I like author Lauren Winner’s reflections, which she comically drapes around a narrative of her not fitting in a medium-sized sweater at a boutique. It was not, she notes, the type of store to carry a large.

“Ah, well,” she quips upon exit. “Think of the $182 I just saved, thanks to my hips, which were designed to have babies.” And she begins to cry. She remarks,

This shopping expedition is good proof that, though I believe God has something to say about human bodies, I generally listen to Cosmopolitan instead. I’m pretty sure that God, if He called me to chat about my body, would say things like, “I like your body. I created your body, and if you have read the first chapter of Genesis lately, you might recall that I called Creation good.”

….This desire to diet is…bad faith, for the biblical story of the body is very different from the stories Cosmo and Maxim tell. The magazines (and movies, TV shows, and advertising campaigns) speak of bodies that are both too important and not important at all. Scripture speaks of bodies that God created in His image, bodies that are doing both redemptive work and being redeemed.1

I wonder. How much of my life have I squandered not on mere diligent nurture for this gift He gave me—but rather in treasures vaporizing before me in wisps of a few decades?

Could they have consumed a piece of my heart with it?

What if?

What if Carlson–and other change-makers around the globe–can redefine the ideal for our daughters…and even our sons?

Perhaps the elimination of a swimsuit competition can sketch a giant think bubble of “what if?” before all of us.

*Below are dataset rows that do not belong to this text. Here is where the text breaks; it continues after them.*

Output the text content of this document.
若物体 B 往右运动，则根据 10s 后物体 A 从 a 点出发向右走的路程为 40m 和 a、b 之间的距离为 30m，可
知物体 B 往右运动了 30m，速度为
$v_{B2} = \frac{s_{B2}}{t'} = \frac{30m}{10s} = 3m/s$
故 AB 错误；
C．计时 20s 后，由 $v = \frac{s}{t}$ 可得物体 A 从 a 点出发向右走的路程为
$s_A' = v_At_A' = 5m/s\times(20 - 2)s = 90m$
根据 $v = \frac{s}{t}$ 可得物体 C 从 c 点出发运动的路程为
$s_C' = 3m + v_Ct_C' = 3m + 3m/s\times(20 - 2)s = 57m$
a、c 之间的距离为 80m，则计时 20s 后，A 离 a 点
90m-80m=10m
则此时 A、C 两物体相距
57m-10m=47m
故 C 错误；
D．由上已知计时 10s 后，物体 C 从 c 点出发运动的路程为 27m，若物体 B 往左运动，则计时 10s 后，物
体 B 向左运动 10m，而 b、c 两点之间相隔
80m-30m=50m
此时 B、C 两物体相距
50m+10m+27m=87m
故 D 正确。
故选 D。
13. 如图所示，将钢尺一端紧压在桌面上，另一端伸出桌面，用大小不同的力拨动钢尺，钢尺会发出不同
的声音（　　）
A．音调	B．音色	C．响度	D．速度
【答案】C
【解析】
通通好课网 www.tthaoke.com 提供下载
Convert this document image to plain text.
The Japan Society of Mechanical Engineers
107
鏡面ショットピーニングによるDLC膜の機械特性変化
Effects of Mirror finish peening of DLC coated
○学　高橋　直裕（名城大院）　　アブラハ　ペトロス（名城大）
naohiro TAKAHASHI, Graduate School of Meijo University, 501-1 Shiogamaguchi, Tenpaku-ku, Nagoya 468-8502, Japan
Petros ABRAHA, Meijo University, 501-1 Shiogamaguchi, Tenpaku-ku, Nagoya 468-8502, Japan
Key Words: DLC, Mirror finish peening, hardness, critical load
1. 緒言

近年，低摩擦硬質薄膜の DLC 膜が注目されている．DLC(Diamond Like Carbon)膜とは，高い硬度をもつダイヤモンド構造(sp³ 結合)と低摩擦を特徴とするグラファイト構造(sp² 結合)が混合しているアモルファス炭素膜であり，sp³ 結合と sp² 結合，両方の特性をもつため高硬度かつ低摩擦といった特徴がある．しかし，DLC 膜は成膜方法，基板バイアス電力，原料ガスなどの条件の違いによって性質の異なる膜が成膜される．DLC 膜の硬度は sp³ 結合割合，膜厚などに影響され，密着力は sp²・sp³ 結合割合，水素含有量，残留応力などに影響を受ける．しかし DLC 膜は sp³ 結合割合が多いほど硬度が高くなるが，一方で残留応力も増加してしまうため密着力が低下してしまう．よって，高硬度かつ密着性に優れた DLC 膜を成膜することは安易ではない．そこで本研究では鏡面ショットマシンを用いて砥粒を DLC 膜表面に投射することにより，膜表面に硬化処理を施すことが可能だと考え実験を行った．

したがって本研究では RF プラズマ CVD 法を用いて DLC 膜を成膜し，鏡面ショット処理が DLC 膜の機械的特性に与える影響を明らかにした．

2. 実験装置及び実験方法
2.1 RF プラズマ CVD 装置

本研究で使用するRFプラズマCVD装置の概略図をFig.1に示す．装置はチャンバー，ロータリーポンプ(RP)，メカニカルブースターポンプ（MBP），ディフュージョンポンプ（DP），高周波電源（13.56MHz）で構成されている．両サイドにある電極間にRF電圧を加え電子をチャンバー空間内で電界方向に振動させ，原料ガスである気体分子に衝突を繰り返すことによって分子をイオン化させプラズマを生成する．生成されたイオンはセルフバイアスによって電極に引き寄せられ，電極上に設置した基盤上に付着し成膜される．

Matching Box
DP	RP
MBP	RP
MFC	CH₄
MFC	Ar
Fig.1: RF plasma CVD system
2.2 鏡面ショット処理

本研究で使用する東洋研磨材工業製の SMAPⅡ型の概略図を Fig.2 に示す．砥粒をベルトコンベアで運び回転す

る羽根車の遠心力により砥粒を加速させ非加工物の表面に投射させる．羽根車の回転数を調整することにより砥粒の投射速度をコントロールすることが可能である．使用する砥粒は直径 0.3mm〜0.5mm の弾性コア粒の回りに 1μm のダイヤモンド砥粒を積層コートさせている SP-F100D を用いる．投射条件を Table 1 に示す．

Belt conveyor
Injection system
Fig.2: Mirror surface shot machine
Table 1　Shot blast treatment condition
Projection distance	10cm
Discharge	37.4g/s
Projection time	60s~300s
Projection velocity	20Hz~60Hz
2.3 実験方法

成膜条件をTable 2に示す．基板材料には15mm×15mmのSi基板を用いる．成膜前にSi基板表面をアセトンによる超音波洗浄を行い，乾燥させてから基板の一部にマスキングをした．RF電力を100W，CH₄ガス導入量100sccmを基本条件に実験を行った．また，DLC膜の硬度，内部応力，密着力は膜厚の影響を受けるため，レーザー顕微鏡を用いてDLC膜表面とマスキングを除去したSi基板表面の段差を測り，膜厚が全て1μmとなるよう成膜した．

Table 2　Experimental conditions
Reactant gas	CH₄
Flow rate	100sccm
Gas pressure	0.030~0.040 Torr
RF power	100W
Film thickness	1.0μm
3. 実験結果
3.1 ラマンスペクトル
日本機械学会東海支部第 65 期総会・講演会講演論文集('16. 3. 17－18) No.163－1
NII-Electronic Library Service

What if my daughter were celebrated for the restraint of modesty…and for who God created her to be?

What if she lived in a culture that valued her spirit and not her shape?

What if she saw herself this way?

What if I did?

(Oh. There she is.)

Perhaps our sons, too, have a better chance of developing as young men of integrity–where filtering a woman down to her external accoutrements and the geometric shape of body parts is actually discouraged.

Let’s dream

Could the rest of culture take a hard look at the way women are portrayed in our music videos? Our magazines? Our theaters? Could it spur on conversations with them about a woman’s worth being measured in something other than 36-24-36?

And let’s dream big while we’re at it. Could pornography be exposed for the soulless, imitative, dehumanizing industry it is?

Brava, Miss America, for eliminating a bit of the external from the ideal. And let’s not stop there. What does it look like for each of us to disregard the bigger “swimsuit competition” far deeper within?


1 Winner, Lauren. Mudhouse Sabbath: An Invitation to a Life of Spiritual Discipline.Brewster, Massachusetts: Paraclete Press (2007).